In conclusion, this study reveals that patients with BN have altered surfaced-based neural activity and FC in resting-state fMRI. We found that in BN, the right SPL, as a key node, exhibits reorganization of FC with multiple brain regions, including regions related to vision, reward, and cognitive processes. The FC between the right SPL and the lingual gyrus, which is located in the visual pathway, is weakened, which may reflect altered visuospatial modulation. The alteration of FC between the right SPL and reward-related regions, including the caudate nucleus and putamen, may be related to changes in the evaluation of food reward. Furthermore, brain reorganization may be correlated with maladaptive eating behaviors. These findings provide useful information to understand the neural mechanisms of BN in depth, and they also identify new potential targets for the neuromodulatory treatment of BN.

Strength and limits

  • First to study the resting-state surface-based neural activity in patients with BN

  • We found right SPL, as a key node, exhibits reorganization of FC with multiple brain regions, which may be correlated with maladaptive eating behaviors

  • These findings provide useful information to understand the neural mechanisms of BN and new potential targets for the neuromodulatory treatment of BN

  • The resting-state condition of participants during the fMRI scan has effects on functional network connectivity, we will more strictly control the scanning conditions of the participants

  • The phase of the menstrual cycle has been shown to affect the neural activation associated with reward. Therefore, we will take into account the possible effects of women's menstrual cycles on the results in a future experimental design.

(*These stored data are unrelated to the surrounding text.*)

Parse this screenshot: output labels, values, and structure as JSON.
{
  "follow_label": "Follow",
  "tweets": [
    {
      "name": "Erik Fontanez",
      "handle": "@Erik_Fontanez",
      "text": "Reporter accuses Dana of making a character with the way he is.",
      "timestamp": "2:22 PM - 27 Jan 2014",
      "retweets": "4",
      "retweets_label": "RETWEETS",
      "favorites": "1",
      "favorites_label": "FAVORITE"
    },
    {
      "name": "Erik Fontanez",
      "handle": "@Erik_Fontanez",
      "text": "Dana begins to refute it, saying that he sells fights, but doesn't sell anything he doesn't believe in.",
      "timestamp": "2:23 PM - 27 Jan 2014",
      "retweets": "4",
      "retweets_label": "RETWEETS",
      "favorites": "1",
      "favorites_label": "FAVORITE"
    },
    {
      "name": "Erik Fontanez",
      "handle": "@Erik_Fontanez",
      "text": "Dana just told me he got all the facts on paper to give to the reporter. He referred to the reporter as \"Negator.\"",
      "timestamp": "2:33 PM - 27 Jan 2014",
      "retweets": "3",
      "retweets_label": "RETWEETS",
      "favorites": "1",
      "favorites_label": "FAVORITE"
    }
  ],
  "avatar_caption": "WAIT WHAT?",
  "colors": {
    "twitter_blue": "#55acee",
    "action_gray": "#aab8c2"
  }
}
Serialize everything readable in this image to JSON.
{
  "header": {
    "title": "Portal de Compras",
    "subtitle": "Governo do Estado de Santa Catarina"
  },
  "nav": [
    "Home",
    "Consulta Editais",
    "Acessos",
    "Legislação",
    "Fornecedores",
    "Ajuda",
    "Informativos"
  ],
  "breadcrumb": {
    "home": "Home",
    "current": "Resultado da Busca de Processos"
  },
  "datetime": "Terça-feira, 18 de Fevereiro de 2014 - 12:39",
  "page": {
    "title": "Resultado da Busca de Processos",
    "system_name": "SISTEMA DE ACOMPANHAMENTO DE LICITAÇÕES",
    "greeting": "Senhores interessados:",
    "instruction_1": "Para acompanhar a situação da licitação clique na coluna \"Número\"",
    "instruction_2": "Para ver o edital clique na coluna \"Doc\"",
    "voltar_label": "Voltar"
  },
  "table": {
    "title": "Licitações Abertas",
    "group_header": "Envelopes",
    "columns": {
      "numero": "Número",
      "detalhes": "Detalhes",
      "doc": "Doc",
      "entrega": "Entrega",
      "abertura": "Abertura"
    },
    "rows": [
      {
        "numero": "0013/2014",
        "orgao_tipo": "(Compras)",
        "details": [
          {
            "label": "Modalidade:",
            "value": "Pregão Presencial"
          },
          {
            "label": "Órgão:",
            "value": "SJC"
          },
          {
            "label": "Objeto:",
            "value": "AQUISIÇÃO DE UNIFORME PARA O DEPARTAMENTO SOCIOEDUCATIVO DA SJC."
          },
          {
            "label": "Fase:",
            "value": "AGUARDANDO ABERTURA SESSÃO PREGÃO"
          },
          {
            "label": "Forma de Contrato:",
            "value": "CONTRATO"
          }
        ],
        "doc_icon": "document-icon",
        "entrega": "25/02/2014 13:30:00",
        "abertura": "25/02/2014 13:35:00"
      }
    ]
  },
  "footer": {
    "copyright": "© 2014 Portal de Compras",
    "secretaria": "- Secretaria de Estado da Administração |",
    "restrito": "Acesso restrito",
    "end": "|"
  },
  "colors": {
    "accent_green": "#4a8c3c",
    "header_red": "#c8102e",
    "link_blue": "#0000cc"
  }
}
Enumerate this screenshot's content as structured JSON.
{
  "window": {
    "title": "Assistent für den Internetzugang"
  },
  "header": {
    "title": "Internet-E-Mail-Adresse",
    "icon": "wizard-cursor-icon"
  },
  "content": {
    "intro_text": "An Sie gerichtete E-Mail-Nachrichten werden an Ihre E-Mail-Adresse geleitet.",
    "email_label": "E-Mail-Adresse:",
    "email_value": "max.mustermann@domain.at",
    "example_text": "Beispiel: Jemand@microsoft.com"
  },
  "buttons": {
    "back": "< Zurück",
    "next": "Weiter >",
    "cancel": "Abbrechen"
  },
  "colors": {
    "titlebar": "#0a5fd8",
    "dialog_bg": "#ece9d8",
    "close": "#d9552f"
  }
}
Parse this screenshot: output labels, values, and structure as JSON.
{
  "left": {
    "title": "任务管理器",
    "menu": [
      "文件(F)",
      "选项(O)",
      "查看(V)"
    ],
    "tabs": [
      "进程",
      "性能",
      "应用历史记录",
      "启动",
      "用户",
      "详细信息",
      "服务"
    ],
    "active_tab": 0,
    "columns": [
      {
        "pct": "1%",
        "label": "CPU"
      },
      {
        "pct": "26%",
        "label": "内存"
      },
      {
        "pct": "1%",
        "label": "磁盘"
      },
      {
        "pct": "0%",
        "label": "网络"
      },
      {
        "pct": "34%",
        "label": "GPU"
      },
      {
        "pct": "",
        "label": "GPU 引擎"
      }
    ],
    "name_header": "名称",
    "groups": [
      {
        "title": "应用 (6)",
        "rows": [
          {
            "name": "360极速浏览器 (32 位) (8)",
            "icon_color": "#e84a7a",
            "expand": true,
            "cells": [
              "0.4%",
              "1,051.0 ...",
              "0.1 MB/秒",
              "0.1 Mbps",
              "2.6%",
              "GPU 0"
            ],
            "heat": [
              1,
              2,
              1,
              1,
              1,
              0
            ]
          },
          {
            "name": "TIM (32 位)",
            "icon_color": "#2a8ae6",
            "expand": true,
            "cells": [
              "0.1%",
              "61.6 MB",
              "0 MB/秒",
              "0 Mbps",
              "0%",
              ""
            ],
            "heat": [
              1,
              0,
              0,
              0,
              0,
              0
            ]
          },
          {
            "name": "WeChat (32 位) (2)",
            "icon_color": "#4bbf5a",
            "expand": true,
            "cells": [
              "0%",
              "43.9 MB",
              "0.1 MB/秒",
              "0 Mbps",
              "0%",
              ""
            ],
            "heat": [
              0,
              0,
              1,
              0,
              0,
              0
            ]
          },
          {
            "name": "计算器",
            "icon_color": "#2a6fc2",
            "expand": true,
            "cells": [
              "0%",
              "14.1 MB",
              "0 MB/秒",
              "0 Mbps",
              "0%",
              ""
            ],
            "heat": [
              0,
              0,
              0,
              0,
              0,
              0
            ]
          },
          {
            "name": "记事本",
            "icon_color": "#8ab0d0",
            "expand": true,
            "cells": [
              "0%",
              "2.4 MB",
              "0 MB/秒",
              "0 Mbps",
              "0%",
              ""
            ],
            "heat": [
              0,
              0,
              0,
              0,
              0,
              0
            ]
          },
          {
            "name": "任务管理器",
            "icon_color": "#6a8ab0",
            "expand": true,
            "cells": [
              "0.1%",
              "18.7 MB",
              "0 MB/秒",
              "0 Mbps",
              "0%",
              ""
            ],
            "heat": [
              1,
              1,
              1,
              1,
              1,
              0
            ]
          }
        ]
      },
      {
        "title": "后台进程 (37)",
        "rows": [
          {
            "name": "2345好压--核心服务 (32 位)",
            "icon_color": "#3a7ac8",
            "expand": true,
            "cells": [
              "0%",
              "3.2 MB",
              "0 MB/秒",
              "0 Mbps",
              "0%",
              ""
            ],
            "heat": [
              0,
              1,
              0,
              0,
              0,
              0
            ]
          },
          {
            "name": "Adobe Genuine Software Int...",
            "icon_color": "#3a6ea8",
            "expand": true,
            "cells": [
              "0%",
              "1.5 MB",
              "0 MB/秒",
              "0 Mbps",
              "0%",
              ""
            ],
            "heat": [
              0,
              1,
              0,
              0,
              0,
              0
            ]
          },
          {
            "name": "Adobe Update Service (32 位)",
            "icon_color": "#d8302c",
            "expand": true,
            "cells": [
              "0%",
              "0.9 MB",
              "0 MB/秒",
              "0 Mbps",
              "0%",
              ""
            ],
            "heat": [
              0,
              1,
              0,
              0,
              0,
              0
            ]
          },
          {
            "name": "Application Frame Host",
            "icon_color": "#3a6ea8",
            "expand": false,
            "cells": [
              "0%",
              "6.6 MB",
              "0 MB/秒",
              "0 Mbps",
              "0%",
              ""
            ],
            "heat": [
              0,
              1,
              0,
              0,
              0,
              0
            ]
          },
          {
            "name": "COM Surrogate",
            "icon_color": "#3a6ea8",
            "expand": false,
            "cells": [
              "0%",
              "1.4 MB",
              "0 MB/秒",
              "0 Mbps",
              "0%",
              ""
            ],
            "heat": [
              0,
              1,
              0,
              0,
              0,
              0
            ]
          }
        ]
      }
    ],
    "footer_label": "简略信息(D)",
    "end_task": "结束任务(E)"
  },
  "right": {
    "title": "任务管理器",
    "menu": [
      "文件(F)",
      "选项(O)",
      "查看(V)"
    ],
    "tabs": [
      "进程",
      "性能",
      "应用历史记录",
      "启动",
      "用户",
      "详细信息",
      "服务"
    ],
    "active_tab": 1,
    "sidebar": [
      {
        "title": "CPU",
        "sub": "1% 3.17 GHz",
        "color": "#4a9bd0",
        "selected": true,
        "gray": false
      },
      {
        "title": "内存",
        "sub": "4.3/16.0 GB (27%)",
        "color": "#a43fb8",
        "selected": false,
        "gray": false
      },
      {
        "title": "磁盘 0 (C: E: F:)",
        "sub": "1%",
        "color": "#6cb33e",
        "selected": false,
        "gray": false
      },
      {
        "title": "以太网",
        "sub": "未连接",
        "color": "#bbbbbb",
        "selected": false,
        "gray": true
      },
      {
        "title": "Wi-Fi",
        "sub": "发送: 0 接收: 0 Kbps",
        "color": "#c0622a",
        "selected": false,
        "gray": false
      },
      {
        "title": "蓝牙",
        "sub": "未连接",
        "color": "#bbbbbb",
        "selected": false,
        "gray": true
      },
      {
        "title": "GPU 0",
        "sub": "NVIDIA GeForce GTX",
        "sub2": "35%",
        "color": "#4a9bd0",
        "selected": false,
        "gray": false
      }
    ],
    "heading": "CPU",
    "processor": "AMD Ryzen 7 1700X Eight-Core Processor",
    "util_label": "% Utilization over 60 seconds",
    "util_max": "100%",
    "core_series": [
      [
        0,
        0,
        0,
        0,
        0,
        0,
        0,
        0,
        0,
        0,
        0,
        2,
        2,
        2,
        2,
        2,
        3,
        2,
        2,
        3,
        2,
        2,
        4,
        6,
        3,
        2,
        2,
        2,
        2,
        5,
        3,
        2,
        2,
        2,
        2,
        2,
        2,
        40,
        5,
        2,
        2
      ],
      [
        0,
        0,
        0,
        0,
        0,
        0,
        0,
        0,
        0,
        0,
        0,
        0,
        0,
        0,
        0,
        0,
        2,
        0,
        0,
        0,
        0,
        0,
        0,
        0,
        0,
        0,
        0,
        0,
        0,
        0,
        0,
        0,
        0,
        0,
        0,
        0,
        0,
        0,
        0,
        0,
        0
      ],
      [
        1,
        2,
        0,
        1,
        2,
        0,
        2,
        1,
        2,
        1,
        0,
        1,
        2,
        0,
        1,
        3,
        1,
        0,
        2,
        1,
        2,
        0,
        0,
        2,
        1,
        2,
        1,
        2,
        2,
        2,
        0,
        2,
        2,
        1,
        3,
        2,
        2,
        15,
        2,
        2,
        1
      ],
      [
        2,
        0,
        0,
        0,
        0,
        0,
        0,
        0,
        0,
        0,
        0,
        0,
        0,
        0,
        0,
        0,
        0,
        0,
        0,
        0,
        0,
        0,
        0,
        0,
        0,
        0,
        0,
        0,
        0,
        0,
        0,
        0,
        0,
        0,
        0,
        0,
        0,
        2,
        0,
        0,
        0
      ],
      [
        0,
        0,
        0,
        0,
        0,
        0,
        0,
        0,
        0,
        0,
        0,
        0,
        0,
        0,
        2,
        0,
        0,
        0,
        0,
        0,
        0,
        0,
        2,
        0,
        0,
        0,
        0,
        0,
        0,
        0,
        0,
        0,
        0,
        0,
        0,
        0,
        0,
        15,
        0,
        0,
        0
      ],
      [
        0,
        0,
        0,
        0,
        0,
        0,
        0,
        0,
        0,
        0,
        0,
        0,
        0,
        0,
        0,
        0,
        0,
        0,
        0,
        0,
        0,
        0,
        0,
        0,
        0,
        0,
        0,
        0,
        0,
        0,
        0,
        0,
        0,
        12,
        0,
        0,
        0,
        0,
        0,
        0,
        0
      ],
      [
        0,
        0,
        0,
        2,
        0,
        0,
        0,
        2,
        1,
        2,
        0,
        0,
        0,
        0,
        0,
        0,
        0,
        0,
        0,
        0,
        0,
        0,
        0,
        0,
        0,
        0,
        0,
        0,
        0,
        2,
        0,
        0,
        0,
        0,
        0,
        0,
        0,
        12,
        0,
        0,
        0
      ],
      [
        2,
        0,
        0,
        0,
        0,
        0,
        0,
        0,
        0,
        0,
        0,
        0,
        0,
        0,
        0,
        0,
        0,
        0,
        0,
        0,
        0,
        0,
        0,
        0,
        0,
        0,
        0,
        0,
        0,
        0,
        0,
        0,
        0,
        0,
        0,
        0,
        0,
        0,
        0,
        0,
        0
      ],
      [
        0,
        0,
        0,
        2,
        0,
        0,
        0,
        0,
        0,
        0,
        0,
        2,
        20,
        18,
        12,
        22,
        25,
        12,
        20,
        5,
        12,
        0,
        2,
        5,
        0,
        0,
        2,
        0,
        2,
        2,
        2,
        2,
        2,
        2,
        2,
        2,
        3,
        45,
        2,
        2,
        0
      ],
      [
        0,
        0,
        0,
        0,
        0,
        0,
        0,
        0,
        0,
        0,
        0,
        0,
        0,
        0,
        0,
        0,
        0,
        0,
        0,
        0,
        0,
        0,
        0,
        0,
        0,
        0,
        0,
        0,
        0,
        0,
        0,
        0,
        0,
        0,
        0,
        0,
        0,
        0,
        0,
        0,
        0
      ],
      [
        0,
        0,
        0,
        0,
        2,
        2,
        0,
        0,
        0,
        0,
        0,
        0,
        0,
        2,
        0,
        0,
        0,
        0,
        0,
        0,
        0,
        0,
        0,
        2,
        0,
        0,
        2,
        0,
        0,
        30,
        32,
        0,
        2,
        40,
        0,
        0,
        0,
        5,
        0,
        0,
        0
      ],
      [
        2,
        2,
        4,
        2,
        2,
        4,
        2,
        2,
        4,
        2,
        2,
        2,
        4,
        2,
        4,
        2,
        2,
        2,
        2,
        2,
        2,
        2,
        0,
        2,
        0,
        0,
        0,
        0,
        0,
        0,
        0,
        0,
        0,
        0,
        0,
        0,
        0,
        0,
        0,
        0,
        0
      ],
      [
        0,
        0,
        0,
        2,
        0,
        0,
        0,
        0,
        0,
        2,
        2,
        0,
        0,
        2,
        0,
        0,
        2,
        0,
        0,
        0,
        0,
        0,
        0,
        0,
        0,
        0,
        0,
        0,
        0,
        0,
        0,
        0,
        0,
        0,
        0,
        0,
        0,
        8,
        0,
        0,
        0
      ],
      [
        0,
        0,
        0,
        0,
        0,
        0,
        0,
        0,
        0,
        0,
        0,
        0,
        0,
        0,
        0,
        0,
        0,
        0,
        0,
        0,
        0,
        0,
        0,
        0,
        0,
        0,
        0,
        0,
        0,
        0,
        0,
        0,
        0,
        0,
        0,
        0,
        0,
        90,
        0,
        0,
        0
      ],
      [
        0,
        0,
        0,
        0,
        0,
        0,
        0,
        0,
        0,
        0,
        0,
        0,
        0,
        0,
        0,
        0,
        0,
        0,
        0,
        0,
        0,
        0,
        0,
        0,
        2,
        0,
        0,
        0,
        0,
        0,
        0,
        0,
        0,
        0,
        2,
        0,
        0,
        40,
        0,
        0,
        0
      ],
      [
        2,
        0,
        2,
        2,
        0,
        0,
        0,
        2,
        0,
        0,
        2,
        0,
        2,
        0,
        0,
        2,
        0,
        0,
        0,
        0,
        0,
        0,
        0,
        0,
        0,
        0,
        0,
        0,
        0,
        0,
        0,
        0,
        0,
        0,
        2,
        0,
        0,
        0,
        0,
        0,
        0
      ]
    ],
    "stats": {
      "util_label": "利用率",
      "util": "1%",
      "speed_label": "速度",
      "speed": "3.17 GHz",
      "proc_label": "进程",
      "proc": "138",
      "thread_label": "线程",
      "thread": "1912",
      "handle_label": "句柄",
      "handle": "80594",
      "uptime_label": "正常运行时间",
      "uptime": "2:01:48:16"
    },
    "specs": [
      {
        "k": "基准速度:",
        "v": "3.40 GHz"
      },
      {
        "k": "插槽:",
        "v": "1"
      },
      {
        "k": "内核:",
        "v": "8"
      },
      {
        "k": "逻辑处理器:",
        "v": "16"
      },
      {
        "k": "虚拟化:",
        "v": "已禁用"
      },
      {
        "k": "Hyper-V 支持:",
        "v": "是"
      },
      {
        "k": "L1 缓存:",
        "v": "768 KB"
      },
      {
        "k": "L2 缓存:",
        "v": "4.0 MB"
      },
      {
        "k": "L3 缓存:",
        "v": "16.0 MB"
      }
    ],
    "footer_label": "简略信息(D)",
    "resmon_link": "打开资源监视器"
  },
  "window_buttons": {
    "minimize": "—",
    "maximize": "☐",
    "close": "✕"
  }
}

What is already known on this subject?

In recent years, major advances in neuroimaging in the field of neuroscience, including improvements in functional magnetic resonance imaging (fMRI), have increased the knowledge of the interrelationship between neural mechanisms and BN. However, little is known about the alterations in cerebral cortex activity in patients with BN, and the relationship between cerebral cortex activity and maladaptive eating behaviors.​

What this study adds?

This study reveals that patients with BN have altered surfaced-based neural activity and FC in resting-state fMRI. We found that in BN, the right SPL, as a key node, exhibits reorganization of FC with multiple brain regions, including regions related to vision, reward, and cognitive processes. In addition, reorganization of neural activity in the cerebral cortex may be associated with maladaptive eating behaviors. These findings provide useful information to understand the neural mechanisms of BN in depth, and they also identify new potential targets for the neuromodulatory treatment of BN.